Will Self was born in London in 1961. He graduated from Oxford University and began writing fiction, working as a cartoonist for the New Statesman and City Limits, a London listings magazine. Nominated in 1993 as one of Granta magazine’s 20 ‘Best of Young British Novelists 2’, his fiction includes the short-story collections: The Quantity Theory of Insanity (1991), winner of the Geoffrey Faber Memorial Prize; Grey Area (1994); and Tough, Tough Toys for Tough, Tough Boys (1998). Cock and Bull (1992) consists of two novellas, and he is also the author of several novels, including: My Idea of Fun (1993); Great Apes (1997); How the Dead Live (2000); and Dorian (2002), a retelling of Oscar Wilde’s classic tale set in late 20th-century Britain.His non-fiction includes Perfidious Man (2000), described by his publisher as ‘an examination of modern masculinity’ with photographs by David Gamble, and Sore Sites (2000), a collection of writings about architecture. In addition, he has published collections of journalism, including Junk Mail (1995), and Feeding Frenzy (2001), which includes writing from the period 1995-2000. In 2002 he took part in a ‘reality art’ project in a one-bedroom flat on the 20th floor of a tower block in Liverpool, writing a short piece of fiction while being watched by members of the public. The event was sponsored by Liverpool Housing Action Trust to mark the passing of high-rise housing in the city. His novel, The Butt (2008), won the 2008 Bollinger Everyman Wodehouse Prize.

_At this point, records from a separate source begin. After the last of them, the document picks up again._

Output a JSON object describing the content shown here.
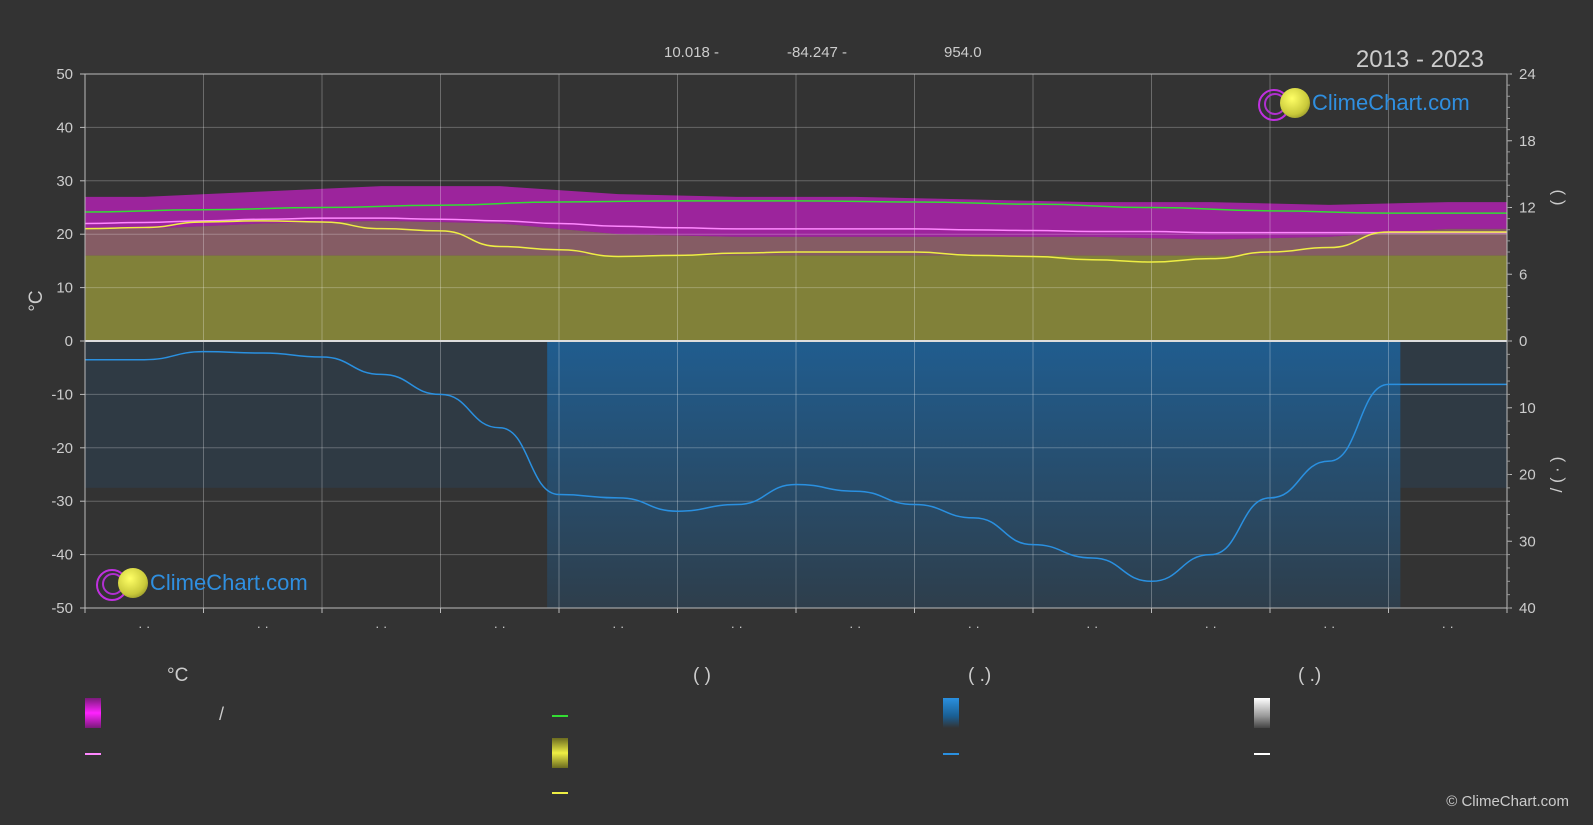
{
  "header": {
    "latitude": "10.018 -",
    "longitude": "-84.247 -",
    "elevation": "954.0",
    "years": "2013 - 2023"
  },
  "brand": {
    "logo_text": "ClimeChart.com",
    "copyright": "© ClimeChart.com"
  },
  "legend": {
    "col1_head": "°C",
    "col2_head": "(          )",
    "col3_head": "(    .)",
    "col4_head": "(    .)",
    "col1_row1_text": "/"
  },
  "colors": {
    "background": "#333333",
    "max_min_band": "#c020c0",
    "daily_avg_band": "#e88fa0",
    "sunshine_band": "#8a8a3a",
    "daylight_line": "#33dd33",
    "sunshine_line": "#eeee44",
    "avg_temp_line": "#ff88ff",
    "precip_band": "#1f5f94",
    "precip_line": "#2a90e0",
    "snow_line": "#ffffff"
  },
  "chart_data": {
    "type": "area",
    "title": "",
    "xlabel": "",
    "x_categories": [
      "· ·",
      "· ·",
      "· ·",
      "· ·",
      "· ·",
      "· ·",
      "· ·",
      "· ·",
      "· ·",
      "· ·",
      "· ·",
      "· ·"
    ],
    "left_axis": {
      "label": "°C",
      "ylim": [
        -50,
        50
      ],
      "ticks": [
        50,
        40,
        30,
        20,
        10,
        0,
        -10,
        -20,
        -30,
        -40,
        -50
      ]
    },
    "right_axis_top": {
      "label": "(   )",
      "ylim": [
        0,
        24
      ],
      "ticks": [
        24,
        18,
        12,
        6,
        0
      ]
    },
    "right_axis_bottom": {
      "label": "/ (  ·  )",
      "ylim": [
        0,
        40
      ],
      "ticks": [
        0,
        10,
        20,
        30,
        40
      ]
    },
    "series": [
      {
        "name": "",
        "axis": "temp",
        "kind": "band",
        "lower": [
          21,
          22,
          22.5,
          22,
          20,
          19.5,
          19.5,
          19.5,
          19.5,
          19,
          19.5,
          21
        ],
        "upper": [
          27,
          28,
          29,
          29,
          27.5,
          27,
          27,
          26.5,
          26,
          26,
          25.5,
          26
        ]
      },
      {
        "name": "",
        "axis": "temp",
        "kind": "line",
        "x": [
          0,
          0.5,
          1,
          1.5,
          2,
          2.5,
          3,
          3.5,
          4,
          4.5,
          5,
          5.5,
          6,
          6.5,
          7,
          7.5,
          8,
          8.5,
          9,
          9.5,
          10,
          10.5,
          11,
          11.5,
          12
        ],
        "values": [
          22,
          22.2,
          22.5,
          22.8,
          23,
          23,
          22.8,
          22.5,
          22,
          21.5,
          21.2,
          21,
          21,
          21,
          21,
          20.8,
          20.7,
          20.5,
          20.5,
          20.3,
          20.3,
          20.3,
          20.3,
          20.3,
          20.3
        ]
      },
      {
        "name": "",
        "axis": "sun",
        "kind": "line",
        "x": [
          0,
          1,
          2,
          3,
          4,
          5,
          6,
          7,
          8,
          9,
          10,
          11,
          12
        ],
        "values": [
          11.6,
          11.8,
          12,
          12.2,
          12.5,
          12.6,
          12.6,
          12.5,
          12.3,
          12.0,
          11.7,
          11.5,
          11.5
        ]
      },
      {
        "name": "",
        "axis": "sun",
        "kind": "line",
        "x": [
          0,
          0.5,
          1,
          1.5,
          2,
          2.5,
          3,
          3.5,
          4,
          4.5,
          5,
          5.5,
          6,
          6.5,
          7,
          7.5,
          8,
          8.5,
          9,
          9.5,
          10,
          10.5,
          11,
          11.5,
          12
        ],
        "values": [
          10.1,
          10.2,
          10.7,
          10.8,
          10.7,
          10.1,
          9.9,
          8.5,
          8.2,
          7.6,
          7.7,
          7.9,
          8.0,
          8.0,
          8.0,
          7.7,
          7.6,
          7.3,
          7.1,
          7.4,
          8.0,
          8.4,
          9.8,
          9.8,
          9.8
        ]
      },
      {
        "name": "",
        "axis": "precip",
        "kind": "line",
        "x": [
          0,
          0.5,
          1,
          1.5,
          2,
          2.5,
          3,
          3.5,
          4,
          4.5,
          5,
          5.5,
          6,
          6.5,
          7,
          7.5,
          8,
          8.5,
          9,
          9.5,
          10,
          10.5,
          11,
          11.5,
          12
        ],
        "values": [
          2.8,
          2.8,
          1.6,
          1.8,
          2.4,
          5,
          8,
          13,
          23,
          23.5,
          25.5,
          24.5,
          21.5,
          22.5,
          24.5,
          26.5,
          30.5,
          32.5,
          36,
          32,
          23.5,
          18,
          6.5,
          6.5,
          6.5
        ]
      }
    ]
  }
}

A regular broadcaster on television and radio and contributor to numerous newspapers and magazines, Will Self lives in London. A book of non-fiction, Psychogeography, was published in 2007, and a selected short stories, The Undivided Self, in 2008. His most recent novel is Umbrella (2012), shortlisted for the 2012 Man Booker Prize for Fiction. In 2012 Will Self was appointed Professor of Contemporary Thought at Brunel University.